The European Union is "ready to impose costs" on China in response to the cyberattack launched against the Czech Republic, High Representative Kaja Kallas has warned.
"This attack is an unacceptable breach of international norms. The EU will not tolerate hostile cyber actions, and we stand in solidarity with the Czech Republic," the bloc's foreign policy chief said on Wednesday afternoon.
Her comments came shortly after Prague revealed that it had identified the People's Republic of China as the state "responsible for (a) malicious cyber campaign targeting one of the unclassified networks of the Czech Ministry of Foreign Affairs", which the country has classified as "critical infrastructure".
According to the ministry, the campaign began in 2022 and was perpetrated by the Advanced Persistent Threat Group 31 (APT31), a collective of intelligence officers and contract hackers widely suspected of gathering intelligence on behalf of Beijing.
APT31 has been linked to thousands of sophisticated, hard-to-track attacks aimed at compromising government agencies, military organisations and private companies. The group is associated with the Chinese Ministry of State Security.
"Such behaviour undermines the credibility of the People's Republic of China and contradicts its public declarations," the Czech Foreign Ministry said.
The condemnation was echoed in a statement released by Kallas on behalf of the 27 member states, where she stressed that Brussels had been "repeatedly" raising cyberattack concerns with Beijing since at least 2021.
"We call upon all states, including China, to refrain from such behaviour, to respect international law and to adhere to the UN norms and principles, including those related to critical infrastructure," Kallas said.
"In this context, we reiterate that states should not allow their territory to be used for malicious cyber activities."
Paying the price
In a subsequent press conference related to the Black Sea, the High Representative upped the ante and openly threatened to slap sanctions in retaliation.

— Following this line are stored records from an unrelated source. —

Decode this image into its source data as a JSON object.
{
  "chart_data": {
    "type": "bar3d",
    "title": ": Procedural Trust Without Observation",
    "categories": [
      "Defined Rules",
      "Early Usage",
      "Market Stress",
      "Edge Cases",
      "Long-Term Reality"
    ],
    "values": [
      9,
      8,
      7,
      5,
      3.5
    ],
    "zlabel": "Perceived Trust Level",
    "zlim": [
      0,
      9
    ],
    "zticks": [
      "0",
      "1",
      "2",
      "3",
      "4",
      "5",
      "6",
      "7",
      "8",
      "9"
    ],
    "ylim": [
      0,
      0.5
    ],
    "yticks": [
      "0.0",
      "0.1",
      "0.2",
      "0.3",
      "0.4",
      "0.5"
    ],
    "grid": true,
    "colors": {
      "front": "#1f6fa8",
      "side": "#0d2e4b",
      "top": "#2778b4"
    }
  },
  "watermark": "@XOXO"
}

"We are determined to counter malicious behaviours in cyberspace," she told reporters in Brussels. "These threats are very serious."
"We will raise them with our Chinese counterparts as well," she went on. "We definitely remain ready to impose costs for these kinds of attacks."
Kallas did not specify which sort of sanctions could be introduced, simply noting they would be designed on a "case-by-case" basis as the bloc did in the past. Under EU rules, approving sanctions requires the unanimity of all member states, a threshold that is often hard to meet due to disparate views and strategies inside the room.
The accusations come amid intense speculation about an impending diplomatic reset between the EU and China prompted by US President Donald Trump's disruptive policies, which have hit hard allies and adversaries alike.
Although Brussels has recently softened its tone to highlight potential areas of cooperation with Beijing, multiple friction points remain unaddressed, most notably the overcapacity of low-cost industrial goods and the "no-limits" partnership established between Chinese President Xi Jinping and Russian President Vladimir Putin.
Last month, Kallas described China as the "key enabler" of Russia's war on Ukraine for supplying about 80% of the dual-use goods prohibited by Western allies.
"Without Chinese support, Russia wouldn't be able to wage the war in the amount that they are waging it," the High Representative said.
Cyberwarfare, together with foreign information manipulations and interference (FIMI), has been another long-running dispute in bilateral relations, with alarm over Beijing's forceful attempts to sway elections, spread propaganda and influence public opinion.
In a statement, NATO Secretary General Mark Rutte said: "The malicious cyber activity targeting the Czech Republic underscores that cyberspace is contested at all times."